Out the locker room and out on to the white, shiny, cold ice surface we went. I remember taking those first couple of strides and hearing the cut of the blade ripping through the ice. I remember myself skating around for warm-ups visualizing the game that lay ahead of me. It was quite a feeling.

Once the warm-ups ended, it was time to drop the puck for the opening face-off. With a few last words of encouragement from our coach, my line went out to the center-ice face-off dot and lined up for the face-off.

“Tic.” The puck had been dropped. Right away, our team came up with the puck. Remembering what our coach had been saying all year, our defenseman got over the red line and dumped the puck into the other team’s zone so that we could fore-check them and wear them down. I remember being the first one to get to the puck and then passing it out in front to a wide-open teammate. Seeing as the goalie had hardly any time to react, and my teammate was at pointblank range, it was an easy goal. Our team celebrated and cheered loudly. Not only had my line scored the first goal of the game, but we had also set the tone for the rest of the game. Having said that, the score would remain a 1-0 game until there was 1 minute to go in the 3rd period. The other team then scored to tie the game at 1-1.

With a little under 1 minute to go in the 3rd period, both teams were content to just take the game into a 5 minute OT. We were all tired, having played 5 games in the past 2 days previous to that game.

The overtime went by fairly quickly and was shockingly uneventful. Once again, I think that both teams were content to go into a shootout.

As we sat on the bench, I remember our coach putting together a shootout lineup for, what we thought at the time, was going to be a shootout.
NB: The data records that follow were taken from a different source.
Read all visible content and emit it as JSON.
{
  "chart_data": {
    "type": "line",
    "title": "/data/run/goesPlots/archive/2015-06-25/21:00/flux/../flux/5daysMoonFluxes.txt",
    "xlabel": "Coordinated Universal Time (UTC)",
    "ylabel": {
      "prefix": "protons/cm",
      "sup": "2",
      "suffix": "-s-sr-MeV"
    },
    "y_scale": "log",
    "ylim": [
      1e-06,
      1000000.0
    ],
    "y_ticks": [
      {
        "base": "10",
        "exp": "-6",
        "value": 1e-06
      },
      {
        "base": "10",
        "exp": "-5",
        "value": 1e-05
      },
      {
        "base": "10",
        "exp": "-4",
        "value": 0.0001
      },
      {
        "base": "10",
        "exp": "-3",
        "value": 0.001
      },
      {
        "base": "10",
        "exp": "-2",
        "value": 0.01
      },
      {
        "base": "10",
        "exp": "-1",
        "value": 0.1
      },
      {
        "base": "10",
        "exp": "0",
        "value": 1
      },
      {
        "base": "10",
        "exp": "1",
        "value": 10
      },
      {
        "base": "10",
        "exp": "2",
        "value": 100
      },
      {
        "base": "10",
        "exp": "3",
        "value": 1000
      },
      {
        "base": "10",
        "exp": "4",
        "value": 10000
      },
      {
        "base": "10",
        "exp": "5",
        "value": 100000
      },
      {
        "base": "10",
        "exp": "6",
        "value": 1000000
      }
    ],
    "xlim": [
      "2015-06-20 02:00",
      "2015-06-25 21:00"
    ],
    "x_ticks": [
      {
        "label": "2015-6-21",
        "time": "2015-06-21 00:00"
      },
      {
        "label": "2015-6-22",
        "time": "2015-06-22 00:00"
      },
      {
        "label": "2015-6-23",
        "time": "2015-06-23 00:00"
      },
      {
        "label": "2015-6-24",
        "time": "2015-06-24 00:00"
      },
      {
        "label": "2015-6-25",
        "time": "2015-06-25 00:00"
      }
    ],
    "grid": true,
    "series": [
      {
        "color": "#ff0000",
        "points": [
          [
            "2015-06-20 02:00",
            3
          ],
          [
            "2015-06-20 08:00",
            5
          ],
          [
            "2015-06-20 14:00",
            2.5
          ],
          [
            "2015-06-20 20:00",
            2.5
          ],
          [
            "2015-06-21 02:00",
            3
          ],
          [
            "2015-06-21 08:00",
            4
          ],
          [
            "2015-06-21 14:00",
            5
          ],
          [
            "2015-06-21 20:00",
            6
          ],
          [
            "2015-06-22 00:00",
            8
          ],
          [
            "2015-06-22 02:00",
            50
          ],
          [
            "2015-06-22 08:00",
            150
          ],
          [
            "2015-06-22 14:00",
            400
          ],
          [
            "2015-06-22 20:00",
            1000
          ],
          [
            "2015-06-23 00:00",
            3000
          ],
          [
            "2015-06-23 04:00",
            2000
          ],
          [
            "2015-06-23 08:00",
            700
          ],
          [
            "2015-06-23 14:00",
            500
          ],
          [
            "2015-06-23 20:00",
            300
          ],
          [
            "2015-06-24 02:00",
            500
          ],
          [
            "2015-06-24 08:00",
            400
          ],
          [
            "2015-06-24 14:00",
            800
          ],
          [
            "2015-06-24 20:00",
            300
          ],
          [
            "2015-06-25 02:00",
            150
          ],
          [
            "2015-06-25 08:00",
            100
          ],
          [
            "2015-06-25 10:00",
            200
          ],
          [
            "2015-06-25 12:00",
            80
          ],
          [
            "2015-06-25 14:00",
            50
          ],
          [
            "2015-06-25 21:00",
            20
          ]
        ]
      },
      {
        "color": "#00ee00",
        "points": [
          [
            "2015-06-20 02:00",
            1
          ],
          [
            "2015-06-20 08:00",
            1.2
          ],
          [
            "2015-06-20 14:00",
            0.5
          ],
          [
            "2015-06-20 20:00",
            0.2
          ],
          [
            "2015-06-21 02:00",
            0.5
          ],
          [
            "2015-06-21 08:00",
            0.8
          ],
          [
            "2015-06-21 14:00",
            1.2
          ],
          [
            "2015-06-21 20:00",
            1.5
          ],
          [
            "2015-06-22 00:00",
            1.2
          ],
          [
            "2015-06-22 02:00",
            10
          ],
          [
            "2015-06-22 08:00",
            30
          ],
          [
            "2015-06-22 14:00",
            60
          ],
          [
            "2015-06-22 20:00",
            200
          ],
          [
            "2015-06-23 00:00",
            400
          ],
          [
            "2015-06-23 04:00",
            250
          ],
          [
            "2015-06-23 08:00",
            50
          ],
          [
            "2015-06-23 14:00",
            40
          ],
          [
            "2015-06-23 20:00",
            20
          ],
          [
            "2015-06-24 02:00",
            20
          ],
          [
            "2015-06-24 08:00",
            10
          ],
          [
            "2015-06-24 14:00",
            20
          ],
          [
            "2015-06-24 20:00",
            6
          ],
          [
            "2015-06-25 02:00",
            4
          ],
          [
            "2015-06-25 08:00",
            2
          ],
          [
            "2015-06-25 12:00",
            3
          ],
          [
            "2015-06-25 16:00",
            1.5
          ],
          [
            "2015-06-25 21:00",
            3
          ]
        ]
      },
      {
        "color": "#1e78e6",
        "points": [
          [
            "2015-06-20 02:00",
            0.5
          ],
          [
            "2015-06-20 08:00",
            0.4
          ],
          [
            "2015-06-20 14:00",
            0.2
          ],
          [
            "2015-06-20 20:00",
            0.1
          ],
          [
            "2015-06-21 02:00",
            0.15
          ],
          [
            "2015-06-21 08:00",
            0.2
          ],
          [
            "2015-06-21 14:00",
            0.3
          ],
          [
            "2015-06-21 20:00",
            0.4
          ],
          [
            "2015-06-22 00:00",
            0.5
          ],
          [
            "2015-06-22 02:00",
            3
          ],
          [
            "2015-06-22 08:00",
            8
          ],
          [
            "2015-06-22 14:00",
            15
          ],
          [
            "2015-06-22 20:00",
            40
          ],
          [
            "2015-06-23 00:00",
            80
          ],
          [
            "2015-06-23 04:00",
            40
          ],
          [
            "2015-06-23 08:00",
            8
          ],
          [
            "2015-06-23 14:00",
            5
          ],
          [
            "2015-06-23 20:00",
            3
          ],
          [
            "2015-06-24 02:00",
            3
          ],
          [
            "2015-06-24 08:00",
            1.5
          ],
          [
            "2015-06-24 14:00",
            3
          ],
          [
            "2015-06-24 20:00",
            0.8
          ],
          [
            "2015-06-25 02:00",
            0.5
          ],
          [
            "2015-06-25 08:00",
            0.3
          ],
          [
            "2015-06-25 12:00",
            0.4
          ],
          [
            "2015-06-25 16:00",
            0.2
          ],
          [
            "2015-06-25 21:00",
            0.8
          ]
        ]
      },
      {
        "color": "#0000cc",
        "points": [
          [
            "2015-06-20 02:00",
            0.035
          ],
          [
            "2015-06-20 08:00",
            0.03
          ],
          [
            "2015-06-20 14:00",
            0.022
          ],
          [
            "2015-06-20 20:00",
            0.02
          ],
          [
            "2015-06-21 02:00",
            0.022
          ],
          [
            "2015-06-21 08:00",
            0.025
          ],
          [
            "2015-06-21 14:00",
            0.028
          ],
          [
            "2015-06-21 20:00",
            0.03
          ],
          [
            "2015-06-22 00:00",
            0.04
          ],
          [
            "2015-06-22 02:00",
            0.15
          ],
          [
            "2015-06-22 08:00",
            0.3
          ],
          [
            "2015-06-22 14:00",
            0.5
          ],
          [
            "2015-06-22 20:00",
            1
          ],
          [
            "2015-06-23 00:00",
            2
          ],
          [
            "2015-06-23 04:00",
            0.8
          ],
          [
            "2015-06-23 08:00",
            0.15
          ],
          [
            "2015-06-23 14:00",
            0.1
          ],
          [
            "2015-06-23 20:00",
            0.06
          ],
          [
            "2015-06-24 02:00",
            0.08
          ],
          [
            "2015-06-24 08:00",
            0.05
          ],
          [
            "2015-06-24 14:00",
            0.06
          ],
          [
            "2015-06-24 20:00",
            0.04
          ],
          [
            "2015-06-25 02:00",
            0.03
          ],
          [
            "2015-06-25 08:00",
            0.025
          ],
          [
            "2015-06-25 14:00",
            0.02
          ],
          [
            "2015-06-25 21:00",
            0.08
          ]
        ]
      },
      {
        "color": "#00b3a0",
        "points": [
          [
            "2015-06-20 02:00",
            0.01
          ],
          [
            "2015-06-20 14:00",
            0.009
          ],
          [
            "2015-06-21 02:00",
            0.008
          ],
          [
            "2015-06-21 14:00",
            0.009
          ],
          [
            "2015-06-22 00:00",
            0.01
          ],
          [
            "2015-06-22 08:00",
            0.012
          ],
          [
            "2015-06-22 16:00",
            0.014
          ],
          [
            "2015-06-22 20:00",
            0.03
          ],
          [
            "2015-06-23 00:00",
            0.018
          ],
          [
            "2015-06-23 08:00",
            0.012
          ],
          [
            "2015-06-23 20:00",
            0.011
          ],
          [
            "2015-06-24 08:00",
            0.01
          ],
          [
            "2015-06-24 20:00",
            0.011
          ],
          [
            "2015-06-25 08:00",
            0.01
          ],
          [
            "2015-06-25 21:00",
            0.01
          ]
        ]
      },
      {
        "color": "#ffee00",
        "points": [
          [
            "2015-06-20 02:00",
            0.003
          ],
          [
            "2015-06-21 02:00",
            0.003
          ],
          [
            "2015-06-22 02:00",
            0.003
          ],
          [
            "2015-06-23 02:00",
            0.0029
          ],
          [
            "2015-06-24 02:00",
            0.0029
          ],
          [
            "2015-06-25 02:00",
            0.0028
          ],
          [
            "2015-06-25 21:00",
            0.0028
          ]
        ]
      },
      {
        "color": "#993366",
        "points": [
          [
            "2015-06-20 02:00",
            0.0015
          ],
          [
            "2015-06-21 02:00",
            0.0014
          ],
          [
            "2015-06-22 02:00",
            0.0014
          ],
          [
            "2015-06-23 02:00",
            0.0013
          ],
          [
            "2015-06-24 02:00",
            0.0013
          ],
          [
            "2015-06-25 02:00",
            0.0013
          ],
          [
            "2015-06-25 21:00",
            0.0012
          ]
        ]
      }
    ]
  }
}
The reason I say, “what we thought was going to be a shootout,” is because instead of the referee putting the puck at center ice for the shootout, he signaled for a face-off. Now if the referee was signaling for a face-off then what was going to happen? We soon found out that we were to play a 2 on 2 until a team scored, because the game was running a little bit late. This still doesn’t make any sense to me today because I would think that a shootout would take less time than a 2 on 2 due the fact that in a shootout you have a higher percentage to score.

Anyway, our coach told us to ignore it and just play the 2 on 2. So we did. Right off the bat, I got the puck and went down on my off wing side (opposite of forehand side) and fired a snapshot. It traveled over the goalie’s glove and shoulder and “dinged” off the crossbar and went out of play. I skated to the bench, disgusted with my luck.

“Maybe if I wasn’t born on Friday the13th, that puck would have gone in,” I said to myself.

As I watched the next shift from the bench I wondered what it would’ve been like if the puck were to go just an inch lower. Would the goalie have saved it? Or would it have gone into the back of the net and I have been the hero? I would be ashamed of myself if the other team was to win the game, because I knew that by scoring that goal I could’ve won it for my team. But in front of my very own eyes, that’s exactly what had just happened.

While I had thought about what would’ve happened if the puck had been shot just an inch lower, the puck in the real game took a bad bounce off of the boards. It went on to the stick of a player on their team in front of the net. Since our goalie was not expecting the bad bounce, the other team had an effortless game-winning goal. I still remember to this day how it felt to be defeated knowing that you could’ve done something to change the outcome. It was pure agony.

When we were shaking hands with the other team, I couldn’t even look at their faces and tell them “good game”. When we were accepting our 2nd place trophy as a team, I was one of the few who stayed back and didn’t go up with the team to get it. I guess that at the time I felt that second place was like last place because of the fact that I knew that I could have scored that goal for my team. All the rest of that day I was teary-eyed and angry. But even to this very day, I still wonder what would’ve happened if the puck that I shot would have gone just one inch lower.